Je sais bien qu’à ceux-là ce serait désagréable — à ceux qui me blâment car je chante si souvent — si mon chant leur coûtait [ de l’argent ]. Il me convient mieux, puisque cela plaît à celle qui me tient gai, de ne pas chanter du tout pour de l’argent: car j’aspire à un autre plaisir.

Et pour une autre raison je m’en soucie encore davantage: car je ne peux pas faire sa renommée pendant que tous écoutent (=devant tous) aussi souvent que je ne le fais en chantant! Et puis j’ai une si grande joie quand chacun crie ce que je dis, qu’alors je crois tenir Dieu ou celle dont je veux me soucier!

Il m’est agréable celui qui de Midonz s’enquiert auprès de moi, de sorte que je ne lui fais certes pas d’apparence trompeuse. Et ma joie s’en exalte quand j’entends parler d’elle. Et même là où ma Dame ne se rend point (=n’est point ?) je mettrai (=j’aurai ?) un tel plaisir, quand vous me parlerez d’elle comme si grandes richesses vous étaient données.

Dieu fait un grand effort car Il supporte de ne pas la hisser jusqu’à lui en la baisant! Mais il ne veut pas me la prendre ni me faire du tort. Et cela ne convient pas [ qu’Il la prenne ], car je serais ici-bas en grand découragement. Mais, puisqu’Il ne la prend pas, je n’ai nul besoin de craindre qu’il Lui plaise jamais d’en tenir une autre.

Si ben en amar leis m’esmer, qu’ieu sai, que si pel mon s’espan, 35. c’autras m’en faran faiturar. Don m’esglai. Qu’en farai ? Cobrirai donx mon gran ben ab jauzen ver ? 40. Oc!
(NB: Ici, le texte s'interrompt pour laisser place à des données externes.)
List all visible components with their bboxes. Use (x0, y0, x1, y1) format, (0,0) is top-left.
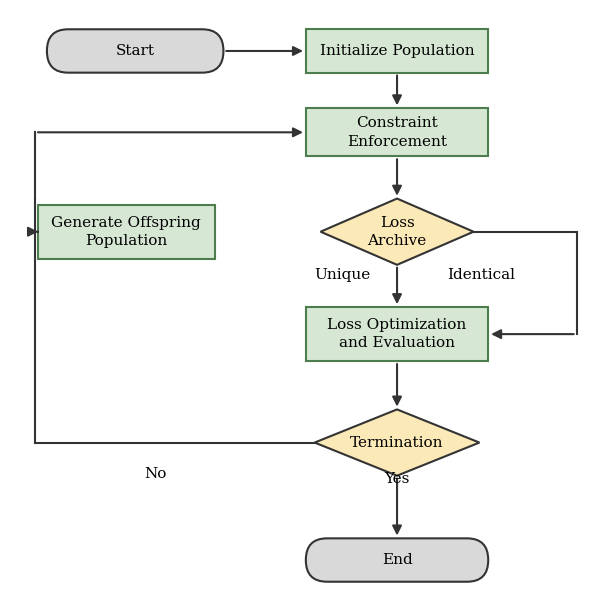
Text: Identical: Identical (447, 268, 515, 282)
Text: Termination: Termination (350, 435, 444, 449)
Text: Loss Optimization
and Evaluation: Loss Optimization and Evaluation (327, 318, 467, 350)
Polygon shape (321, 199, 473, 265)
Text: Loss
Archive: Loss Archive (368, 215, 426, 248)
Text: End: End (382, 553, 412, 567)
FancyBboxPatch shape (306, 108, 488, 156)
Text: Constraint
Enforcement: Constraint Enforcement (347, 116, 447, 148)
FancyBboxPatch shape (47, 29, 223, 73)
FancyBboxPatch shape (306, 307, 488, 361)
Text: No: No (144, 467, 167, 481)
Text: Yes: Yes (384, 472, 410, 486)
FancyBboxPatch shape (306, 29, 488, 73)
Text: Start: Start (116, 44, 154, 58)
FancyBboxPatch shape (306, 538, 488, 582)
Text: Unique: Unique (315, 268, 371, 282)
Text: Initialize Population: Initialize Population (320, 44, 475, 58)
Polygon shape (315, 409, 479, 475)
FancyBboxPatch shape (38, 205, 214, 259)
Text: Generate Offspring
Population: Generate Offspring Population (52, 215, 201, 248)
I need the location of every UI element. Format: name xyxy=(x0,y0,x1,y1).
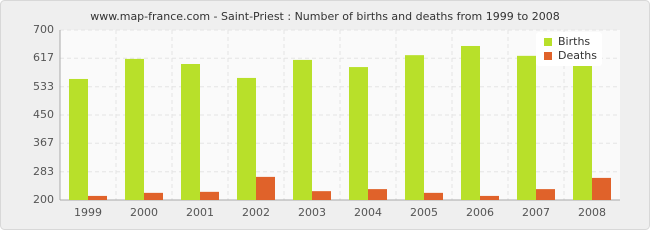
bar xyxy=(69,78,88,200)
legend-swatch xyxy=(544,52,552,60)
bar xyxy=(256,176,275,200)
legend-label: Deaths xyxy=(558,49,597,62)
bar xyxy=(424,192,443,200)
bar xyxy=(368,189,387,200)
x-tick-label: 2007 xyxy=(522,206,550,219)
y-tick-label: 283 xyxy=(33,165,54,178)
x-tick-label: 2004 xyxy=(354,206,382,219)
bar xyxy=(312,191,331,200)
bar xyxy=(88,195,107,200)
x-tick-label: 1999 xyxy=(74,206,102,219)
y-tick-label: 450 xyxy=(33,108,54,121)
bar xyxy=(405,55,424,200)
bar xyxy=(573,61,592,201)
legend-label: Births xyxy=(558,35,590,48)
bar xyxy=(592,177,611,200)
x-tick-label: 2008 xyxy=(578,206,606,219)
x-tick-label: 2001 xyxy=(186,206,214,219)
y-tick-label: 533 xyxy=(33,80,54,93)
legend-swatch xyxy=(544,38,552,46)
x-tick-label: 2005 xyxy=(410,206,438,219)
bar xyxy=(461,45,480,201)
legend-box xyxy=(536,32,602,66)
bar xyxy=(237,77,256,200)
y-tick-label: 200 xyxy=(33,193,54,206)
x-tick-label: 2002 xyxy=(242,206,270,219)
bar xyxy=(181,64,200,200)
x-tick-label: 2006 xyxy=(466,206,494,219)
chart-title: www.map-france.com - Saint-Priest : Numb… xyxy=(90,10,560,23)
y-tick-label: 367 xyxy=(33,136,54,149)
bar xyxy=(144,192,163,200)
bar xyxy=(517,55,536,201)
bar xyxy=(480,195,499,200)
y-tick-label: 617 xyxy=(33,51,54,64)
bar xyxy=(536,189,555,200)
bar xyxy=(200,191,219,200)
bar xyxy=(349,67,368,200)
bar xyxy=(293,59,312,200)
bar xyxy=(125,58,144,201)
x-tick-label: 2000 xyxy=(130,206,158,219)
x-tick-label: 2003 xyxy=(298,206,326,219)
chart: www.map-france.com - Saint-Priest : Numb… xyxy=(0,0,650,230)
y-tick-label: 700 xyxy=(33,23,54,36)
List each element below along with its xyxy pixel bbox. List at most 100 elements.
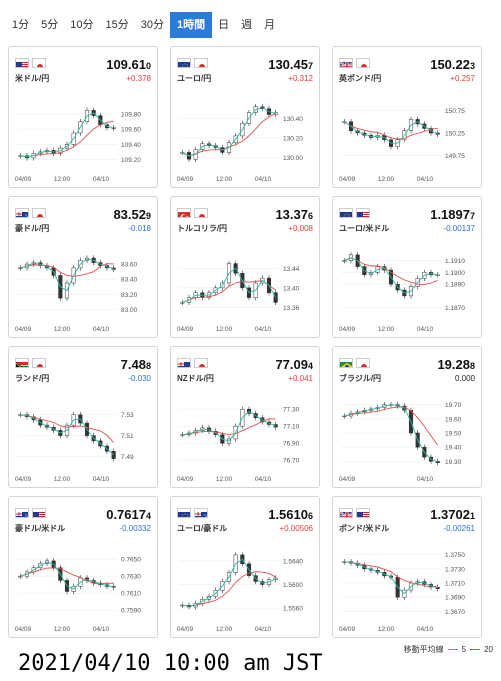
y-tick-label: 7.49 — [121, 454, 134, 461]
tab-timeframe[interactable]: 1時間 — [170, 12, 213, 38]
ma5-line — [344, 121, 438, 144]
rate-price: 0.76174 — [106, 507, 151, 522]
rate-card[interactable]: 豪ドル/円 83.529 -0.018 83.60 83.40 83.20 83.00 04/… — [8, 196, 158, 338]
y-tick-label: 1.1900 — [445, 270, 465, 277]
x-tick-label: 04/09 — [177, 326, 194, 333]
y-tick-label: 83.00 — [121, 307, 138, 314]
x-tick-label: 04/09 — [15, 476, 32, 483]
rate-price-last-digit: 3 — [469, 61, 475, 71]
x-tick-label: 04/10 — [93, 176, 110, 183]
rate-price-main: 77.09 — [275, 357, 308, 372]
rate-change: -0.00261 — [443, 524, 475, 533]
tab-timeframe[interactable]: 週 — [241, 19, 253, 31]
tab-timeframe[interactable]: 10分 — [70, 19, 94, 31]
rate-card[interactable]: ユーロ/円 130.457 +0.312 130.40 130.20 130.00 04/0… — [170, 46, 320, 188]
mini-candlestick-chart: 83.60 83.40 83.20 83.00 04/09 12:00 04/10 — [15, 255, 138, 333]
x-tick-label: 04/10 — [255, 476, 272, 483]
currency-flags — [177, 58, 208, 68]
y-tick-label: 1.3730 — [445, 566, 465, 573]
currency-flags — [177, 508, 208, 518]
y-tick-label: 1.3670 — [445, 609, 465, 616]
x-tick-label: 12:00 — [378, 626, 395, 633]
mini-candlestick-chart: 13.44 13.40 13.36 04/09 12:00 04/10 — [177, 260, 300, 333]
pair-name: ユーロ/円 — [177, 74, 212, 83]
y-tick-label: 1.3690 — [445, 595, 465, 602]
mini-candlestick-chart: 1.1910 1.1900 1.1890 1.1870 04/09 12:00 04/10 — [339, 252, 465, 333]
rate-change: -0.030 — [128, 374, 151, 383]
currency-flags — [15, 208, 46, 218]
candle-body — [180, 302, 185, 304]
y-tick-label: 13.36 — [283, 305, 300, 312]
ma5-line — [20, 112, 114, 158]
y-tick-label: 109.80 — [121, 112, 141, 119]
x-tick-label: 12:00 — [216, 326, 233, 333]
rate-card[interactable]: ランド/円 7.488 -0.030 7.53 7.51 7.49 04/09 12:00 04… — [8, 346, 158, 488]
mini-candlestick-chart: 150.75 150.25 149.75 04/09 12:00 04/10 — [339, 108, 465, 183]
x-tick-label: 04/09 — [339, 326, 356, 333]
rate-card[interactable]: ポンド/米ドル 1.37021 -0.00261 1.3750 1.3730 1.3710… — [332, 496, 482, 638]
y-tick-label: 1.5600 — [283, 582, 303, 589]
rate-card[interactable]: 豪ドル/米ドル 0.76174 -0.00332 0.7650 0.7630 0.7610… — [8, 496, 158, 638]
rate-price: 150.223 — [430, 57, 475, 72]
rate-change: -0.00332 — [119, 524, 151, 533]
pair-name: ユーロ/豪ドル — [177, 524, 228, 533]
rate-change: +0.312 — [288, 74, 313, 83]
rate-card[interactable]: ユーロ/豪ドル 1.56106 +0.00506 1.5640 1.5600 1.5560… — [170, 496, 320, 638]
flag-us-icon — [32, 508, 46, 518]
y-tick-label: 76.70 — [283, 458, 300, 465]
x-tick-label: 04/10 — [417, 476, 434, 483]
tab-timeframe[interactable]: 1分 — [12, 19, 30, 31]
rate-price-last-digit: 7 — [469, 211, 475, 221]
y-tick-label: 19.70 — [445, 402, 462, 409]
rate-price-main: 150.22 — [430, 57, 470, 72]
rate-price: 109.610 — [106, 57, 151, 72]
mini-candlestick-chart: 77.30 77.10 76.90 76.70 04/09 12:00 04/10 — [177, 406, 300, 483]
tab-timeframe[interactable]: 5分 — [41, 19, 59, 31]
flag-tr-icon — [177, 208, 191, 218]
tab-timeframe[interactable]: 15分 — [105, 19, 129, 31]
rate-price: 1.56106 — [268, 507, 313, 522]
ma20-line — [20, 120, 114, 158]
flag-au-icon — [15, 508, 29, 518]
y-tick-label: 130.20 — [283, 135, 303, 142]
pair-name: 豪ドル/円 — [15, 224, 50, 233]
tab-timeframe[interactable]: 月 — [264, 19, 276, 31]
rate-card[interactable]: 米ドル/円 109.610 +0.378 109.80 109.60 109.40 109.… — [8, 46, 158, 188]
x-tick-label: 12:00 — [216, 176, 233, 183]
x-tick-label: 04/10 — [93, 626, 110, 633]
candle-body — [435, 274, 440, 276]
rate-card[interactable]: ブラジル/円 19.288 0.000 19.70 19.60 19.50 19.40 19.… — [332, 346, 482, 488]
rate-price: 130.457 — [268, 57, 313, 72]
rate-price-main: 1.1897 — [430, 207, 470, 222]
x-tick-label: 04/09 — [339, 176, 356, 183]
rate-card[interactable]: トルコリラ/円 13.376 +0.008 13.44 13.40 13.36 04/09 1… — [170, 196, 320, 338]
mini-candlestick-chart: 7.53 7.51 7.49 04/09 12:00 04/10 — [15, 411, 134, 483]
x-tick-label: 12:00 — [378, 176, 395, 183]
rate-card[interactable]: 英ポンド/円 150.223 +0.257 150.75 150.25 149.75 04/… — [332, 46, 482, 188]
ma5-line — [20, 561, 114, 590]
flag-jp-icon — [194, 208, 208, 218]
rate-change: +0.257 — [450, 74, 475, 83]
rate-card[interactable]: NZドル/円 77.094 +0.041 77.30 77.10 76.90 76.70 04… — [170, 346, 320, 488]
x-tick-label: 12:00 — [54, 626, 71, 633]
pair-name: 米ドル/円 — [15, 74, 50, 83]
x-tick-label: 04/09 — [339, 476, 356, 483]
x-tick-label: 04/09 — [177, 476, 194, 483]
legend-ma20: 20 — [484, 645, 493, 654]
tab-timeframe[interactable]: 日 — [218, 19, 230, 31]
x-tick-label: 04/09 — [15, 626, 32, 633]
y-tick-label: 109.40 — [121, 142, 141, 149]
y-tick-label: 13.44 — [283, 266, 300, 273]
x-tick-label: 04/10 — [255, 176, 272, 183]
currency-flags — [15, 58, 46, 68]
rate-card[interactable]: ユーロ/米ドル 1.18977 -0.00137 1.1910 1.1900 1.1890… — [332, 196, 482, 338]
currency-flags — [177, 358, 208, 368]
candle-body — [273, 292, 278, 303]
rate-change: 0.000 — [454, 374, 475, 383]
ma20-line — [20, 263, 114, 277]
candle-body — [111, 451, 116, 459]
ma5-line — [182, 267, 277, 303]
candle-body — [180, 434, 185, 436]
tab-timeframe[interactable]: 30分 — [140, 19, 164, 31]
y-tick-label: 1.1870 — [445, 305, 465, 312]
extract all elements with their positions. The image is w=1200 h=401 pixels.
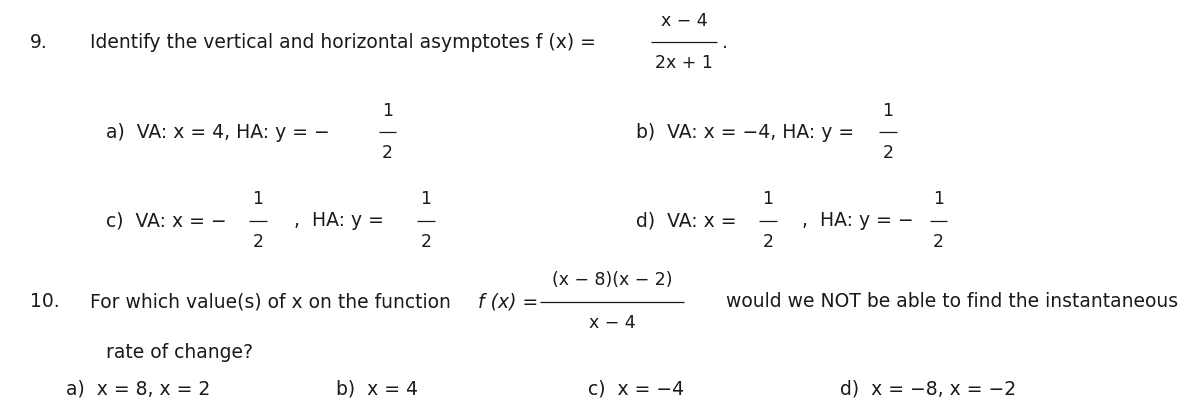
Text: .: . (722, 32, 728, 52)
Text: 2: 2 (762, 233, 774, 251)
Text: a)  VA: x = 4, HA: y = −: a) VA: x = 4, HA: y = − (106, 123, 329, 142)
Text: d)  VA: x =: d) VA: x = (636, 211, 737, 230)
Text: 2: 2 (382, 144, 394, 162)
Text: 2: 2 (420, 233, 432, 251)
Text: 1: 1 (382, 102, 394, 120)
Text: 9.: 9. (30, 32, 48, 52)
Text: d)  x = −8, x = −2: d) x = −8, x = −2 (840, 379, 1016, 399)
Text: c)  VA: x = −: c) VA: x = − (106, 211, 227, 230)
Text: For which value(s) of x on the function: For which value(s) of x on the function (90, 292, 457, 311)
Text: 1: 1 (252, 190, 264, 209)
Text: would we NOT be able to find the instantaneous: would we NOT be able to find the instant… (720, 292, 1178, 311)
Text: 2: 2 (882, 144, 894, 162)
Text: 2: 2 (252, 233, 264, 251)
Text: 1: 1 (762, 190, 774, 209)
Text: 2: 2 (932, 233, 944, 251)
Text: ,  HA: y =: , HA: y = (294, 211, 384, 230)
Text: b)  x = 4: b) x = 4 (336, 379, 418, 399)
Text: 1: 1 (882, 102, 894, 120)
Text: c)  x = −4: c) x = −4 (588, 379, 684, 399)
Text: rate of change?: rate of change? (106, 343, 253, 363)
Text: 1: 1 (420, 190, 432, 209)
Text: b)  VA: x = −4, HA: y =: b) VA: x = −4, HA: y = (636, 123, 854, 142)
Text: (x − 8)(x − 2): (x − 8)(x − 2) (552, 271, 672, 290)
Text: 10.: 10. (30, 292, 60, 311)
Text: 2x + 1: 2x + 1 (655, 54, 713, 72)
Text: 1: 1 (932, 190, 944, 209)
Text: ,  HA: y = −: , HA: y = − (802, 211, 913, 230)
Text: x − 4: x − 4 (661, 12, 707, 30)
Text: a)  x = 8, x = 2: a) x = 8, x = 2 (66, 379, 210, 399)
Text: Identify the vertical and horizontal asymptotes f (x) =: Identify the vertical and horizontal asy… (90, 32, 596, 52)
Text: x − 4: x − 4 (589, 314, 635, 332)
Text: f (x) =: f (x) = (478, 292, 538, 311)
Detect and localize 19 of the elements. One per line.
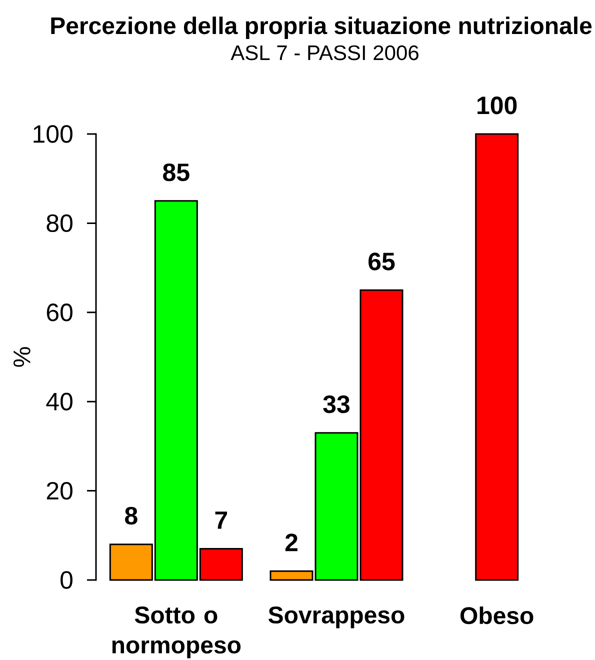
- y-tick-label: 60: [46, 304, 72, 322]
- y-tick-label: 40: [46, 392, 72, 410]
- chart-subtitle: ASL 7 - PASSI 2006: [230, 45, 418, 60]
- x-tick-label: Sotto o normopeso: [112, 606, 241, 658]
- data-label: 2: [285, 534, 298, 552]
- chart-title: Percezione della propria situazione nutrizionale: [51, 16, 592, 39]
- y-tick-label: 0: [60, 571, 72, 589]
- data-label: 85: [163, 163, 190, 182]
- y-tick-label: 80: [46, 214, 72, 232]
- data-label: 8: [125, 506, 138, 525]
- data-label: 33: [323, 395, 350, 414]
- y-axis-title: %: [14, 347, 30, 367]
- data-label: 100: [478, 96, 517, 114]
- y-tick-label: 100: [34, 125, 72, 143]
- x-tick-label: Sovrappeso: [268, 606, 404, 628]
- x-tick-label: Obeso: [460, 606, 534, 624]
- y-tick-label: 20: [46, 482, 72, 500]
- data-label: 7: [215, 512, 228, 529]
- data-label: 65: [368, 252, 395, 270]
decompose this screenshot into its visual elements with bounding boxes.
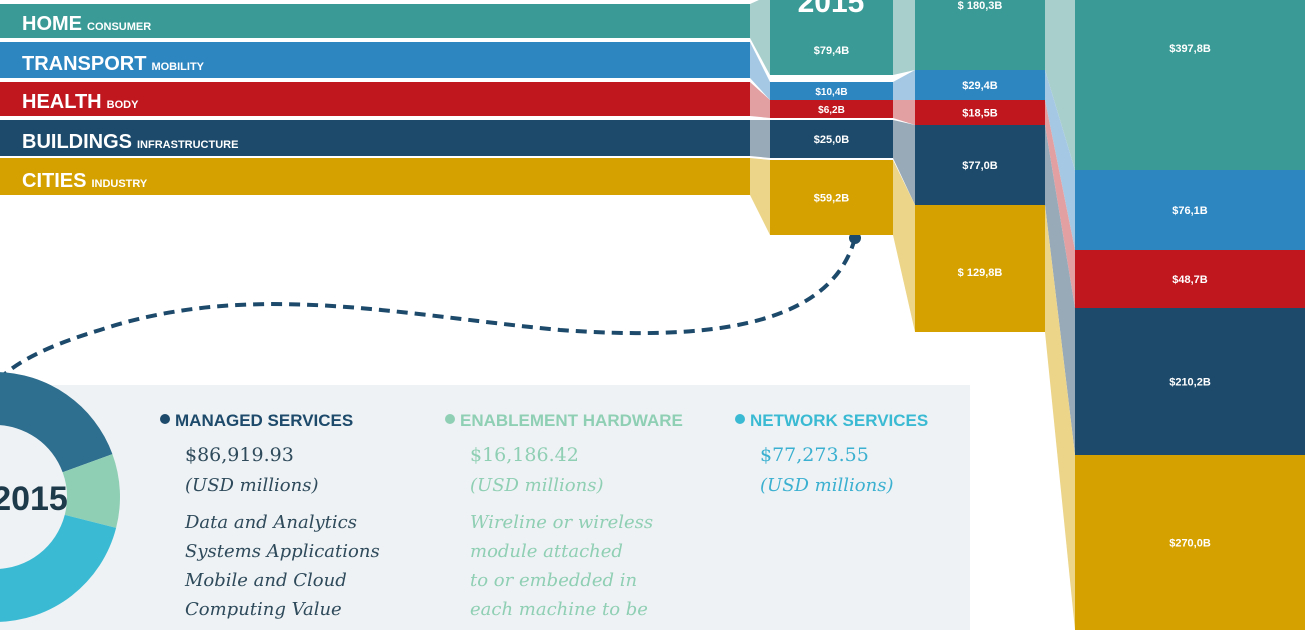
dashed-connector — [0, 237, 857, 380]
value-label: $76,1B — [1172, 205, 1208, 217]
category-name: BUILDINGS — [22, 131, 132, 153]
category-name: CITIES — [22, 170, 86, 192]
legend-unit: (USD millions) — [470, 475, 603, 496]
value-label: $397,8B — [1169, 43, 1211, 55]
category-sub: INDUSTRY — [91, 178, 147, 190]
category-sub: INFRASTRUCTURE — [137, 139, 238, 151]
column-connector — [893, 70, 915, 100]
category-label: TRANSPORT MOBILITY — [22, 53, 205, 75]
value-segment — [1075, 250, 1305, 308]
value-segment — [770, 120, 893, 158]
value-segment — [915, 100, 1045, 125]
legend-amount: $16,186.42 — [470, 444, 579, 466]
legend-unit: (USD millions) — [760, 475, 893, 496]
value-segment — [1075, 0, 1305, 170]
value-label: $210,2B — [1169, 377, 1211, 389]
category-name: TRANSPORT — [22, 53, 146, 75]
legend-unit: (USD millions) — [185, 475, 318, 496]
category-label: HOME CONSUMER — [22, 13, 151, 35]
legend-title: MANAGED SERVICES — [175, 411, 353, 430]
category-band — [0, 158, 750, 195]
category-band — [0, 42, 750, 78]
category-name: HEALTH — [22, 91, 102, 113]
value-segment — [770, 82, 893, 100]
band-connector — [750, 82, 770, 118]
value-segment — [915, 0, 1045, 70]
value-segment — [915, 125, 1045, 205]
value-label: $18,5B — [962, 108, 998, 120]
column-connector — [1045, 205, 1075, 630]
value-label: $25,0B — [814, 134, 850, 146]
category-band — [0, 4, 750, 38]
column-connector — [893, 160, 915, 332]
band-connector — [750, 158, 770, 235]
category-sub: MOBILITY — [151, 61, 204, 73]
donut-label: 2015 — [0, 480, 68, 518]
donut-segment — [62, 454, 120, 528]
band-connector — [750, 42, 770, 100]
category-band — [0, 82, 750, 116]
value-label: $59,2B — [814, 193, 850, 205]
legend-description: Systems Applications — [185, 541, 380, 562]
category-label: HEALTH BODY — [22, 91, 139, 113]
year-label: 2015 — [798, 0, 865, 19]
column-connector — [893, 0, 915, 75]
donut-segment — [0, 514, 117, 622]
value-segment — [1075, 455, 1305, 630]
column-connector — [893, 120, 915, 205]
value-label: $ 129,8B — [958, 267, 1003, 279]
value-segment — [915, 70, 1045, 100]
value-segment — [915, 205, 1045, 332]
legend-title: NETWORK SERVICES — [750, 411, 928, 430]
category-band — [0, 120, 750, 156]
legend-description: module attached — [470, 541, 623, 562]
category-name: HOME — [22, 13, 82, 35]
value-label: $48,7B — [1172, 274, 1208, 286]
value-segment — [770, 160, 893, 235]
band-connector — [750, 120, 770, 158]
category-sub: BODY — [107, 99, 139, 111]
legend-dot — [160, 414, 170, 424]
category-label: BUILDINGS INFRASTRUCTURE — [22, 131, 238, 153]
legend-amount: $86,919.93 — [185, 444, 294, 466]
legend-amount: $77,273.55 — [760, 444, 869, 466]
band-connector — [750, 0, 770, 75]
legend-description: Data and Analytics — [184, 512, 357, 533]
value-label: $ 180,3B — [958, 0, 1003, 12]
legend-description: to or embedded in — [470, 570, 637, 591]
legend-panel — [0, 385, 970, 630]
value-label: $6,2B — [818, 105, 845, 116]
value-label: $10,4B — [815, 87, 847, 98]
legend-description: Mobile and Cloud — [184, 570, 347, 591]
column-connector — [1045, 70, 1075, 250]
value-segment — [770, 0, 893, 75]
value-label: $270,0B — [1169, 538, 1211, 550]
value-label: $29,4B — [962, 80, 998, 92]
legend-title: ENABLEMENT HARDWARE — [460, 411, 683, 430]
donut-segment — [0, 372, 113, 473]
column-connector — [893, 100, 915, 125]
value-segment — [770, 100, 893, 118]
value-segment — [1075, 308, 1305, 455]
value-segment — [1075, 170, 1305, 250]
column-connector — [1045, 100, 1075, 308]
legend-description: Computing Value — [185, 599, 342, 620]
category-sub: CONSUMER — [87, 21, 151, 33]
category-label: CITIES INDUSTRY — [22, 170, 148, 192]
column-connector — [1045, 0, 1075, 170]
value-label: $77,0B — [962, 160, 998, 172]
legend-description: each machine to be — [470, 599, 648, 620]
legend-description: Wireline or wireless — [470, 512, 653, 533]
legend-dot — [445, 414, 455, 424]
value-label: $79,4B — [814, 45, 850, 57]
legend-dot — [735, 414, 745, 424]
column-connector — [1045, 125, 1075, 455]
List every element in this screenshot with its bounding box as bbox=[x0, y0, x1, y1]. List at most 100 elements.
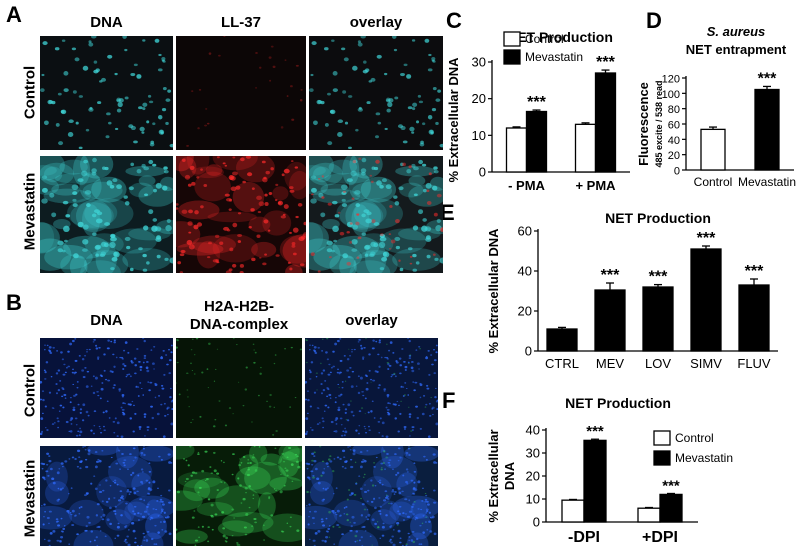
cell-nucleus bbox=[113, 341, 117, 344]
cell-nucleus bbox=[309, 88, 314, 93]
cell-nucleus bbox=[361, 544, 364, 546]
cell-nucleus bbox=[310, 361, 314, 364]
cell-smear bbox=[107, 456, 153, 488]
cell-nucleus bbox=[422, 515, 425, 517]
chart-c-legend-label: Mevastatin bbox=[525, 50, 583, 64]
cell-nucleus bbox=[259, 372, 262, 375]
cell-nucleus bbox=[338, 526, 341, 528]
cell-nucleus bbox=[408, 165, 412, 169]
cell-nucleus bbox=[124, 402, 127, 405]
cell-nucleus bbox=[251, 187, 255, 190]
cell-nucleus bbox=[193, 224, 199, 230]
chart-e-bar-mev bbox=[594, 289, 626, 352]
cell-nucleus bbox=[313, 455, 316, 457]
cell-smear bbox=[279, 235, 306, 264]
cell-nucleus bbox=[320, 474, 323, 477]
cell-nucleus bbox=[350, 465, 354, 469]
cell-nucleus bbox=[377, 121, 382, 125]
cell-nucleus bbox=[130, 473, 133, 476]
cell-nucleus bbox=[81, 419, 85, 422]
cell-nucleus bbox=[371, 347, 375, 350]
cell-smear bbox=[222, 511, 274, 533]
cell-nucleus bbox=[347, 446, 350, 448]
cell-nucleus bbox=[123, 459, 127, 461]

Si n’era mieus lo poder! Mas tostems fo e tostems er que grans amors no te guaran. Grans meravillas son d’amar! Que·n dirai 45. s’Amors chai qar van bai ? Ai las! Ja no m’o lais vezer sel Dieus que·m n’a datz jauzen ser! C’aisi tiron ves man esquer 50. sill ric que plus cortes se fan c’ades ponhon en lauzenjar. E·ill verai son en plai quar ia trai 55. sel c’a semblan, sen ferm poder, par cortes, si nonca s’es ver. Dona, vostre domini ser crezetz me, qu’ie·us am ses engan, e membre·us plus que l’encusar 60. li dous bai... Ar morrai si dic mai! Ai! Co·m fail quan pes del dous ser lo sens e l’auzir e·l vezer! 65. Quan la candela·m fetz vezer vos baizan rizen, a! cal ser! Joglar, ades mati e ser me tira·l cors vostre vezer!

J’excelle tellement dans l’amour que j’ai pour elle, que je sais que si cela se répand de par le monde, les autres dames useront de leurs charmes sur moi. Ce dont je m’effraie. Que ferais-je ? Est-ce que je recouvrirai donc mon grand bien et ma joyeuse vérité (mon...bien avec...) ? Oui! Si le pouvoir en était le mien!

Mais il fut tout le temps et il sera tout le temps que grand amour ne connaît juste mesure. Grandes merveilles résultent d’amour ! Qu’en dirais-je si Amor décline car les baisers s’en vont ? Hélas! Que ce Dieu qui m’a donné un joyeuse soirée ne me laisse jamais voir cela!

Car ils tirent ainsi vers la main gauche, ces riches qui se font plus courtois, que maintenant ils s’élancent dans la calomnie. Et les vrais [ courtois ] sont mis en accusation, car il nuit déjà, celui qui, en apparence, et sans ferme pouvoir, semble courtois, même si ce n’est pas vrai du tout.

Dame, croyez que je suis votre serf seigneurial, car je vous aime sans ruse et souvenez-vous, plus que de l’accusation, du doux baiser... Maintenant, j’en mourrai si je dis davantage! Ah! Comme me font défaut le sens et l’ouïe et la vue, quand je pense au doux soir !

Quand la chandelle me fit vous voir, baisant, riant, ah! quel soir!

Joglar, maintenant, soir et matin, votre vue me tiraille le corps!